A loud foaming blue stream rushed over a bank strewn with colorful rocks, and up the bank of the small river, the water gushed out between a large gnarly tree split down the middle. It looked like the tree was the source of the water, like it was spitting or bleeding the stream out. The trunk was thick, and its stump was mossy; the split tree looked like the large heads of a hydra looming out of the ground and bending over its waters or like a two-headed serpent warning anyone nearby away. As the sun moved ever lower, the fractured golden light shone through the trees, and the ever chirping of the insects grew louder. Wendel crouched by the stream and took off a glove. She bent down and cupped some of the ice-cold water to her lips; the water was freezing her fingers, but it was so fresh and sweet that she drank more. After a little while, a strange feeling began to make her feel uncomfortable. Like she was being watched. Wendel glanced up. She looked up the bank of the river, nothing, she looked behind her, nothing, she looked over the bank, and paused.
More dense and taller trees were over the other side of the river, and the ground was littered with the remaining leaves of autumn: gold, yellow, green, and brown. A peculiar fog settled on the opposite bank, and it was hard for her to see; someone could well be over there, and she wouldn’t know it.
Though she really doubted it. No one lived in these parts; this was Wynona Woods, no one but her and her mother were here for miles.
Wendel scoffed and cupped for refreshing water in her hand and bent her head again, the sun now so low it cast her long shadow and lit up her messy curls in fiery waves. But the feeling of being watched never left her, and as she glanced briefly up when she bent down near the stream, she nearly fell over with shock before she blinked, and the shadowy figure she thought she saw was gone. Deeply uneasy, Wendel quickly got up and ran from the river and past the rock with the fireflies until she saw her house, now at the end of the forest.
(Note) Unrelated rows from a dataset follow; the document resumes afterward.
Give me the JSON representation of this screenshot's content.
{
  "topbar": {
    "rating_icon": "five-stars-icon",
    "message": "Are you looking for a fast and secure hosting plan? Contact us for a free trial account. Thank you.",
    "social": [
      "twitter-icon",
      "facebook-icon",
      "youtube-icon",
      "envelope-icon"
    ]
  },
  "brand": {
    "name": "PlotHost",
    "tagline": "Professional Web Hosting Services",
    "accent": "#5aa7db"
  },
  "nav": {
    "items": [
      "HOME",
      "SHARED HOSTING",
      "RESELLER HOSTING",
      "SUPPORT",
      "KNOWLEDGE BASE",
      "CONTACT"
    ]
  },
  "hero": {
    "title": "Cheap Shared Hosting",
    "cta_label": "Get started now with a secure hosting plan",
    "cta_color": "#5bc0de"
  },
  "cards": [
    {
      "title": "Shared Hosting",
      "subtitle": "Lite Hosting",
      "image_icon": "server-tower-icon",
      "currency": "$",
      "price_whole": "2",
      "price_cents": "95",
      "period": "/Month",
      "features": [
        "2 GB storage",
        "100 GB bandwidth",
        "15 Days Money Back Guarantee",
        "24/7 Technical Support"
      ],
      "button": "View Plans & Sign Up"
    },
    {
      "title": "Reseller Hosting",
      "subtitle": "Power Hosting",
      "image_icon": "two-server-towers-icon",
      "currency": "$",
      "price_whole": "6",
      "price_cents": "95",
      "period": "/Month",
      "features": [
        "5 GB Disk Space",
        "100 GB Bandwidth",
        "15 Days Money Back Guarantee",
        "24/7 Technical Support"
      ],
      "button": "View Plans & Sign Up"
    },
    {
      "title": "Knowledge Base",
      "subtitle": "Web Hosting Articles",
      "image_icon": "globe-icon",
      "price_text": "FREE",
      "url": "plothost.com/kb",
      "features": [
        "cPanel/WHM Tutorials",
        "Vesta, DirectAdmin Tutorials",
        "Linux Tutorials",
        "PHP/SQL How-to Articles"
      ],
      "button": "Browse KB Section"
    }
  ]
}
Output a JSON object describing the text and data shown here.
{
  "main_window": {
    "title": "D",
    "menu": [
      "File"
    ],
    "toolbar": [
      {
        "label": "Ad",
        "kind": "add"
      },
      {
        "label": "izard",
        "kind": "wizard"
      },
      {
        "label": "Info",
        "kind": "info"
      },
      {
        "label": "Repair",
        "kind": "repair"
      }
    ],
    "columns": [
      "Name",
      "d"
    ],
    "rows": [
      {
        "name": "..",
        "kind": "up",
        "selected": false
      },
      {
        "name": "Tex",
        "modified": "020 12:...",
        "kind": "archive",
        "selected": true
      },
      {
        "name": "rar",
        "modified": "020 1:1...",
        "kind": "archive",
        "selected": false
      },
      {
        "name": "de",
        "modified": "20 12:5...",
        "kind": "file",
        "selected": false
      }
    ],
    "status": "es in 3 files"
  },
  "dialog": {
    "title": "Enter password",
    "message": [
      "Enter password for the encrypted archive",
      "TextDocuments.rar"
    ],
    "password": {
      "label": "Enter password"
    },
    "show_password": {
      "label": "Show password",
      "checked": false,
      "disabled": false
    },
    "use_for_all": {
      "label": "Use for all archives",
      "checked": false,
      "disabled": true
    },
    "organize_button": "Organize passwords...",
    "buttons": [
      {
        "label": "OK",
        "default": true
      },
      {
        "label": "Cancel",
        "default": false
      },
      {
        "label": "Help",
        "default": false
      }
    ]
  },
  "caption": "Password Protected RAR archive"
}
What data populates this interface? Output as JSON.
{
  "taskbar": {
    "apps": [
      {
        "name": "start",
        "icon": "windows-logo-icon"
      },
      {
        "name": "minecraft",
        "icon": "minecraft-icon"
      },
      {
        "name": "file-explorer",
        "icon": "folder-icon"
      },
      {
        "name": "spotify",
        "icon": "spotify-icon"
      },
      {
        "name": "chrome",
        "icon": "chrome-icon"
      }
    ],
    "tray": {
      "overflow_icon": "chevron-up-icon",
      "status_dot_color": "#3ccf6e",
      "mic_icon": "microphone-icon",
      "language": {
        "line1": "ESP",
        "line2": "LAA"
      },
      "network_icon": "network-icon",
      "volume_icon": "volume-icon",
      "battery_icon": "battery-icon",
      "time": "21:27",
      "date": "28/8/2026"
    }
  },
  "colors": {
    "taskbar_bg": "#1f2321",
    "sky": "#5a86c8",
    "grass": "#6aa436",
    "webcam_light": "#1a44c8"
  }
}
She nervously looked behind her, but now there was no sun, and it was dark; she saw no one. Wendel sighed. There was no one. She knew. Silly imagination. It was only the light and shadows and whatever shape of nature presented a figure. That was it, of course. Though assured, Wendel couldn’t help but feel queasy. She hurried out of the woods just as the last rays of sun sank below the horizon and the stars winked awake.